Methods: We conducted a systematic search in Medline, PubMed, and Embase and selected systematic reviews (SRs) / meta-analyses (MAs) of randomized controlled trials (RCTs) on vitamin D supplementation and falls or fracture, published between 2012 - 2018. We identified 5 MAs of RCTs on falls, 4 on fractures and 4 on both outcomes. We applied the critical appraisal tool “A MeaSurement Tool to Assess systematic Reviews 2” – AMSTAR 2 - to assess the quality of the identified MAs.
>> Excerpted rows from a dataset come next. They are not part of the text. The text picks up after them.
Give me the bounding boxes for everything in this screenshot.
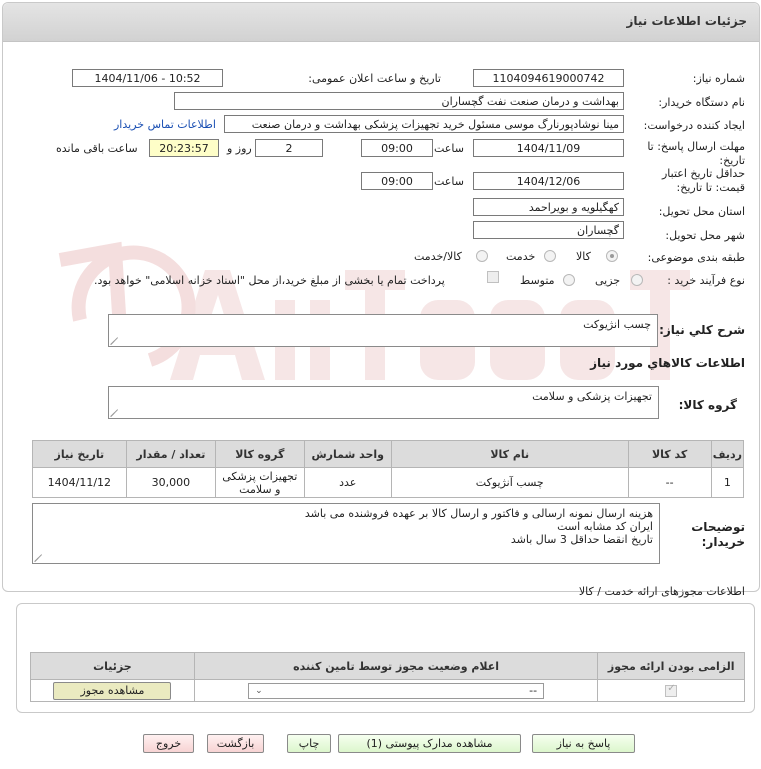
validity-time-field: 09:00 xyxy=(361,172,433,190)
need-number-field: 1104094619000742 xyxy=(473,69,624,87)
category-option-service: خدمت xyxy=(506,250,536,263)
need-number-label: شماره نیاز: xyxy=(692,72,745,85)
reply-deadline-label-2: تاریخ: xyxy=(719,154,745,167)
cell-row: 1 xyxy=(710,467,745,498)
permits-title: اطلاعات مجوزهای ارائه خدمت / کالا xyxy=(578,585,745,598)
buyer-notes-label-1: توضیحات xyxy=(691,520,745,534)
cell-details: مشاهده مجوز xyxy=(30,679,195,702)
process-type-label: نوع فرآیند خرید : xyxy=(667,274,745,287)
province-label: استان محل تحویل: xyxy=(658,205,745,218)
announce-label: تاریخ و ساعت اعلان عمومی: xyxy=(308,72,441,85)
permit-required-checkbox: ✓ xyxy=(665,683,678,697)
panel-header: جزئیات اطلاعات نیاز xyxy=(3,3,759,42)
back-button[interactable]: بازگشت xyxy=(207,734,264,753)
col-goods-code: کد کالا xyxy=(627,440,712,468)
days-count-field: 2 xyxy=(255,139,323,157)
treasury-payment-checkbox[interactable] xyxy=(487,271,499,283)
cell-goods-code: -- xyxy=(627,467,712,498)
reply-time-label: ساعت xyxy=(434,142,464,155)
panel-title: جزئیات اطلاعات نیاز xyxy=(626,14,747,28)
cell-quantity: 30,000 xyxy=(125,467,217,498)
view-permit-button[interactable]: مشاهده مجوز xyxy=(53,681,172,700)
permit-status-value: -- xyxy=(529,683,538,697)
exit-button[interactable]: خروج xyxy=(143,734,194,753)
category-option-goods-service: کالا/خدمت xyxy=(414,250,462,263)
col-quantity: تعداد / مقدار xyxy=(125,440,217,468)
cell-unit: عدد xyxy=(303,467,392,498)
table-row: مشاهده مجوز -- ⌄ ✓ xyxy=(30,679,745,702)
chevron-down-icon: ⌄ xyxy=(255,685,263,696)
validity-date-field: 1404/12/06 xyxy=(473,172,624,190)
reply-deadline-label-1: مهلت ارسال پاسخ: تا xyxy=(647,140,745,153)
col-need-date: تاریخ نیاز xyxy=(32,440,127,468)
col-goods-group: گروه کالا xyxy=(215,440,305,468)
col-permit-status: اعلام وضعیت مجوز توسط تامین کننده xyxy=(193,652,599,680)
items-table: تاریخ نیاز تعداد / مقدار گروه کالا واحد … xyxy=(32,440,745,498)
goods-group-text: تجهیزات پزشکی و سلامت xyxy=(532,390,652,403)
buyer-notes-textarea[interactable]: هزینه ارسال نمونه ارسالی و فاکتور و ارسا… xyxy=(32,503,660,564)
resize-handle-icon[interactable] xyxy=(35,554,43,562)
days-label: روز و xyxy=(227,142,252,155)
process-radio-minor[interactable] xyxy=(631,274,643,286)
category-radio-goods[interactable] xyxy=(606,250,618,262)
validity-label-2: قیمت: تا تاریخ: xyxy=(676,181,745,194)
col-permit-required: الزامی بودن ارائه مجوز xyxy=(597,652,745,680)
resize-handle-icon[interactable] xyxy=(111,409,119,417)
table-row[interactable]: 1404/11/12 30,000 تجهیزات پزشکی و سلامت … xyxy=(32,467,745,498)
remaining-label: ساعت باقی مانده xyxy=(56,142,138,155)
print-button[interactable]: چاپ xyxy=(287,734,331,753)
view-attachments-button[interactable]: مشاهده مدارک پیوستی (1) xyxy=(338,734,521,753)
city-label: شهر محل تحویل: xyxy=(665,229,745,242)
goods-group-textarea[interactable]: تجهیزات پزشکی و سلامت xyxy=(108,386,659,419)
col-unit: واحد شمارش xyxy=(303,440,392,468)
category-option-goods: کالا xyxy=(576,250,591,263)
reply-time-field: 09:00 xyxy=(361,139,433,157)
buyer-note-line: تاریخ انقضا حداقل 3 سال باشد xyxy=(510,533,653,546)
cell-goods-group: تجهیزات پزشکی و سلامت xyxy=(215,467,305,498)
buyer-note-line: ایران کد مشابه است xyxy=(557,520,653,533)
col-row: ردیف xyxy=(710,440,745,468)
buyer-note-line: هزینه ارسال نمونه ارسالی و فاکتور و ارسا… xyxy=(304,507,653,520)
cell-goods-name: چسب آنژیوکت xyxy=(390,467,629,498)
process-option-minor: جزیی xyxy=(595,274,621,287)
buyer-org-field: بهداشت و درمان صنعت نفت گچساران xyxy=(174,92,624,110)
cell-permit-required: ✓ xyxy=(597,679,745,702)
buyer-contact-link[interactable]: اطلاعات تماس خریدار xyxy=(114,118,216,131)
check-icon: ✓ xyxy=(667,683,676,694)
creator-field: مینا نوشادپورنارگ موسی مسئول خرید تجهیزا… xyxy=(224,115,624,133)
col-details: جزئیات xyxy=(30,652,195,680)
goods-info-title: اطلاعات کالاهاي مورد نياز xyxy=(590,356,745,370)
validity-label-1: حداقل تاریخ اعتبار xyxy=(661,167,745,180)
reply-button[interactable]: پاسخ به نیاز xyxy=(532,734,635,753)
permits-table: جزئیات اعلام وضعیت مجوز توسط تامین کننده… xyxy=(30,652,745,702)
category-radio-service[interactable] xyxy=(544,250,556,262)
validity-time-label: ساعت xyxy=(434,175,464,188)
resize-handle-icon[interactable] xyxy=(111,337,119,345)
cell-need-date: 1404/11/12 xyxy=(32,467,127,498)
col-goods-name: نام کالا xyxy=(390,440,629,468)
reply-date-field: 1404/11/09 xyxy=(473,139,624,157)
summary-textarea[interactable]: چسب انژیوکت xyxy=(108,314,658,347)
summary-label: شرح کلي نياز: xyxy=(659,323,745,337)
creator-label: ایجاد کننده درخواست: xyxy=(643,119,745,132)
process-radio-medium[interactable] xyxy=(563,274,575,286)
buyer-org-label: نام دستگاه خریدار: xyxy=(658,96,745,109)
category-label: طبقه بندی موضوعی: xyxy=(647,251,745,264)
summary-text: چسب انژیوکت xyxy=(583,318,651,331)
process-option-medium: متوسط xyxy=(520,274,555,287)
items-table-header: تاریخ نیاز تعداد / مقدار گروه کالا واحد … xyxy=(32,440,745,468)
remaining-time-field: 20:23:57 xyxy=(149,139,219,157)
city-field: گچساران xyxy=(473,221,624,239)
cell-permit-status: -- ⌄ xyxy=(193,679,599,702)
province-field: کهگیلویه و بویراحمد xyxy=(473,198,624,216)
goods-group-label: گروه کالا: xyxy=(678,398,737,412)
category-radio-goods-service[interactable] xyxy=(476,250,488,262)
announce-datetime-field: 1404/11/06 - 10:52 xyxy=(72,69,223,87)
treasury-payment-note: پرداخت تمام یا بخشی از مبلغ خرید،از محل … xyxy=(94,274,445,287)
buyer-notes-label-2: خریدار: xyxy=(701,535,745,549)
permits-table-header: جزئیات اعلام وضعیت مجوز توسط تامین کننده… xyxy=(30,652,745,680)
permit-status-select[interactable]: -- ⌄ xyxy=(248,682,545,699)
Results: Vitamin D and calcium supplementation (CaD), compared to calcium only or placebo, may reduce the risk of falls, in institutionalized individuals and/or those from the community, but the data is inconsistent. The largest and most consistent evidence for a protective effect of CaD, compared to placebo or control, is in reducing the risk of hip fracture, by 16–33%, and any fracture, by 5–19%. This effect was demonstrated when combining trials in community-dwelling and institutionalized individuals, potentially driven by data from institutionalized individuals as shown in 3 SRs/MAs. Major limitations to the quality of the evidence include variability in the methodology of MAs, but more importantly, differences between trials in terms of subjects’ characteristics, vitamin D regimens, outcome definition and ascertainment, risk of bias, trial duration and/or low power. The quality of the included MAs was moderate to critically low.
Conclusions: While the effect on falls is inconsistent, CaD reduces the risk of fracture (hip and any fracture), as shown in meta-analyses pooling data of studies combining institutionalized and community individuals. The evidence is however limited by major shortcomings and heterogeneity.